Gender Gap in Museum Leadership

We're on a roll this week. Today's New York Times' article reports a study by the Association of Art Museum Directors, prompted by one of its members, Lisa Phillips, director of the New Museum in New York that found . . . a gender gap (!) at the top of the museum world.  It turns out that woman hold almost half of the directorships at small and medium sized museums, but only  24% of the top jobs at major museums are held by women, and their compensation is 29% lower than their male counterparts.

"There is a difference if a woman is running one of these big museums,” said Elizabeth Easton, director of the Center for Curatorial Leadership, a training program in New York that has helped place nine women in directorships, but none at the country’s most influential museums. “Those directors are the most loud and authoritative voices. It sets the tone."

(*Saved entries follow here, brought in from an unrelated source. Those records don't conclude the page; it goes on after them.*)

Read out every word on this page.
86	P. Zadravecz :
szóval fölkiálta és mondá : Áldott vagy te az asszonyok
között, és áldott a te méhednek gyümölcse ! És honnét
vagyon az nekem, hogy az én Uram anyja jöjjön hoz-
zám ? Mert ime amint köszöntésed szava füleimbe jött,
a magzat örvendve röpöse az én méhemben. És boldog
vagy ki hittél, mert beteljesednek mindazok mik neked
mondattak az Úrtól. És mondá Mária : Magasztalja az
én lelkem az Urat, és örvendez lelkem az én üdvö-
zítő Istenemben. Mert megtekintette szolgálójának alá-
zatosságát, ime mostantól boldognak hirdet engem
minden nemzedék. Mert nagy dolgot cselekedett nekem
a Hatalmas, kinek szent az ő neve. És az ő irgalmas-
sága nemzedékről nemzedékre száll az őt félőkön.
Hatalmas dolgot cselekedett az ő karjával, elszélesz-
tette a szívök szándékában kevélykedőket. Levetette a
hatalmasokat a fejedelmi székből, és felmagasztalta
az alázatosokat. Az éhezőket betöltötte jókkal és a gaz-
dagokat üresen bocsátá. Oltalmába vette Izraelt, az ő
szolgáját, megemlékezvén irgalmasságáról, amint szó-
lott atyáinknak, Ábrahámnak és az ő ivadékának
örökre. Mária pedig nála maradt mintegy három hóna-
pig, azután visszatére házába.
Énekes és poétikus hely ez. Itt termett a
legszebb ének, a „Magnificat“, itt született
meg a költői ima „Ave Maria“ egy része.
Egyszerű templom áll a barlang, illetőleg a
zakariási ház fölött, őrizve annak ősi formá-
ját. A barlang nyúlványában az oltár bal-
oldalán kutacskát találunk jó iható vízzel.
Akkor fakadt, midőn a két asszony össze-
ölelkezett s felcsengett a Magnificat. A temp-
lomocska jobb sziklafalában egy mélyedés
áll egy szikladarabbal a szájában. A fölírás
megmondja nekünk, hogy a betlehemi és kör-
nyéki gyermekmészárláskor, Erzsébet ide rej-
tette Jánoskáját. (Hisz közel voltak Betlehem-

So the lack of women in these jobs is not only an issue for an individual museum, it means that women's voices and perspectives are less likely to influence what art is displayed, what shows are promoted and which artists' work is purchased, not to mention how a particular institution (which may have one museum, or be a global enterprise) is managed, and the face it displays to its community.

Ms. Phillips speculated that part of the cause may be that women may be choosing not to take these high level, high pressure jobs. That echoes a thread that has been running through recent discussions about women leaders in business and other realms.  Ginni Rometty, the CEO of IBM talked about taking risks, at the Fortune Power Women's Summit in 2011:

“Really early, early in my career, I can remember being offered a big job,” she said. “Right away I said, ‘You know what? I’m not ready for this job.’”

That night “as I’m telling my husband about this, he just looked at me and he said, ‘Do you think a man would have ever answered that question that way?’” she said. “What that taught me was you have to be very confident even though you’re so self-critical inside. Growth and comfort do not coexist.”

I was at my firm's (first) women's partners full-day retreat last fall, and the speaker challenged us to reach for leadership positions - I was astonished that some of my partners did seem to be hanging back, for what may be legitimate reasons, but her point was to do it anyway, otherwise nothing changes, and, heck, we can probably handle it.

The New York Times articles ends with this:

But Ms. Phillips, looking across the whole field, now has her doubts about whether women should reject major leadership positions as they open up. “When you see the absence of women,” she said, “it makes you wonder whether it’s something that we really need to do, regardless of whether we want to do it.”